Jean Chrysostome: «Les richesses rendent pauvre»

PANORAMA, mai 2011
Ce n’est que si les biens sont partagés entre tous et en particulier avec les plus pauvres qu’ils peuvent devenir bons, affirme Jean Chrysostome.

ARTICLE DE ENZO BIANCHI, prieur de Bose
Panorama, mai 2011

Cher Jean,

Quelle parole l’Église a-t-elle à dire sur la pauvreté ? Cette question de ta dernière lettre m’a frappé. Je voudrais tenter d’esquisser une réponse en t’indiquant ce qu’en a écrit un Père de l’Église d’Orient au IVe siècle : saint Jean Chrysostome (349-407).

Quelques mots d’abord sur cet auteur : prêtre d’Antioche, Jean devint célèbre par son abondante prédication. Son surnom en grec le rappelle : Chrysostomos veut dire en effet « bouche d’or ». En 398, Jean est nommé patriarche de Constantinople. Mais la grande franchise évangélique de ses discours et de ses initiatives lui provoque des inimitiés. Il est forcé à l’exil à deux reprises et c’est en en gagnant à pied son second lieu de déportation dans le Caucase, au prix de marches forcées, qu’il mourra d’épuisement.

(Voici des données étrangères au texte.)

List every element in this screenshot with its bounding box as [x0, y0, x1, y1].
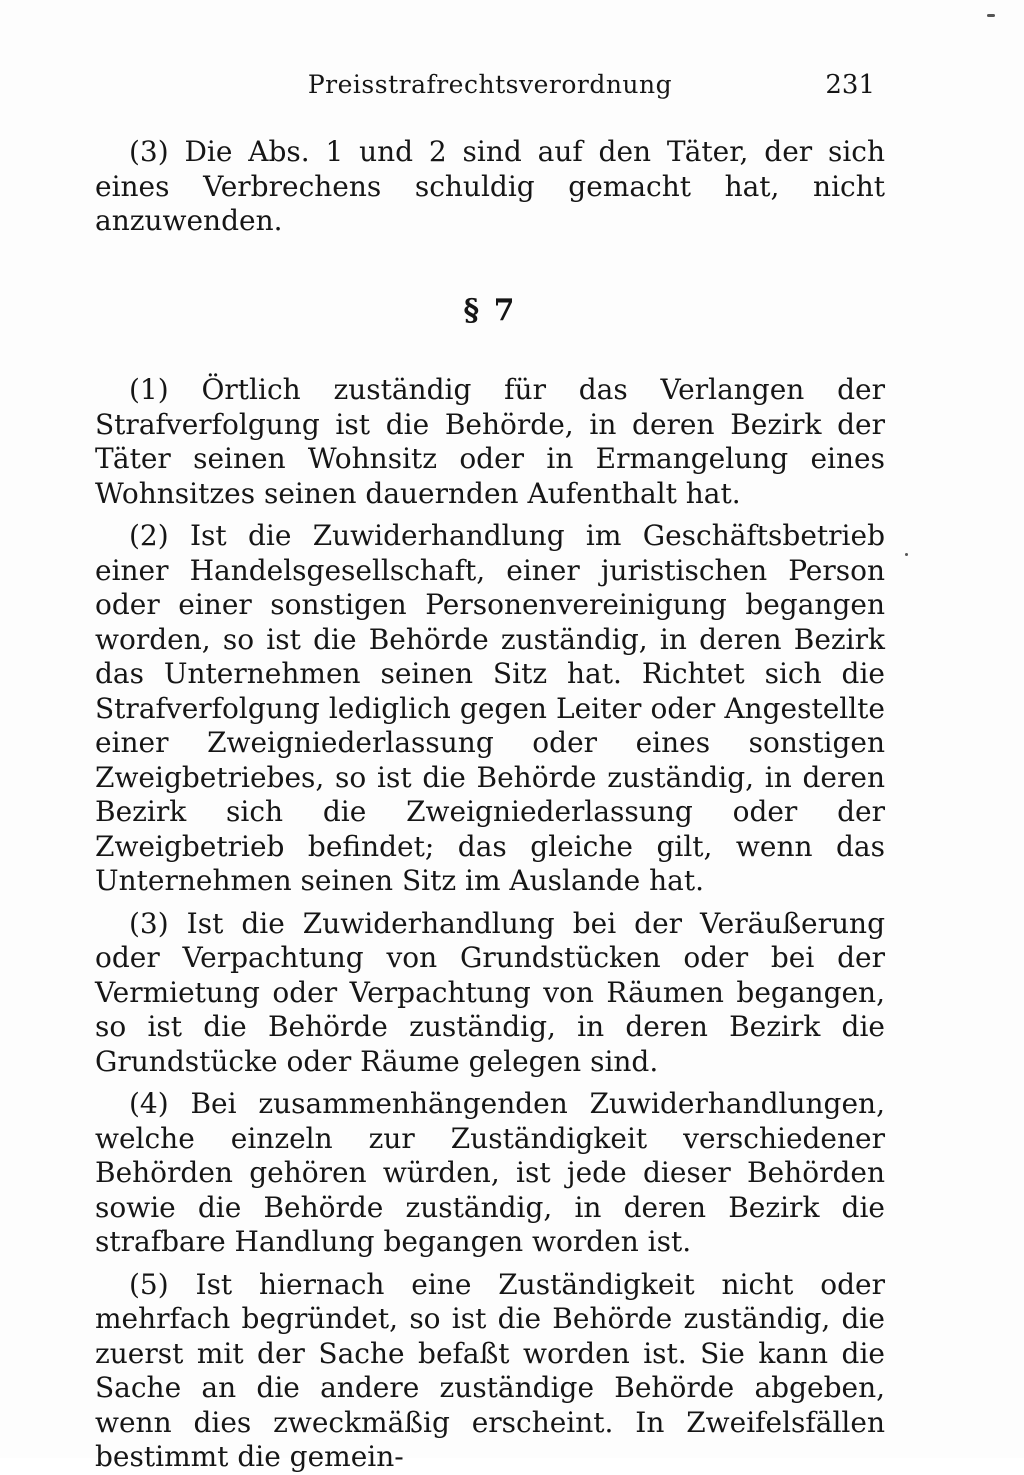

Ses écrits touchent tous les sujets de la vie chrétienne, depuis l’exégèse biblique jusqu’aux thèmes sociaux ou moraux : c’est là que s’inscrit son enseignement sur les implications spirituelles des richesses et de la pauvreté. Pour lui, la terre a été créée pour tous ; chacun a dès lors le droit d’en profiter : « Au commencement, Dieu n’a pas rendu l’un riche et l’autre pauvre, mais il a donné à tous la même terre. Les fruits de la terre doivent donc être communs à tous. » Jean en arrive à cette conclusion : « Le mien et le tien ne sont autres que des mots privés de fondement réel. Si tu affirmes que cette maison est à toi, tu prononces des paroles inconsistantes : de fait, l’air, la terre, la matière appartiennent au Créateur, de même que toi, qui l’a construite. Et il en va ainsi de tout le reste. »

Le thème de la pauvreté est facilement manipulable : en extrapolant un peu, il est possible de fonder sur certains textes évangéliques un rigorisme aussi radical qu’irréalisable. À l’inverse, on peut considérer, avec désinvolture, que les richesses ne constituent pas une entrave à la vie chrétienne. Sans idéologie, Chrysostome ramène alors le débat à l’essentiel du message néotestamentaire, et l’inscrit dans le contexte social où sont insérés les chrétiens.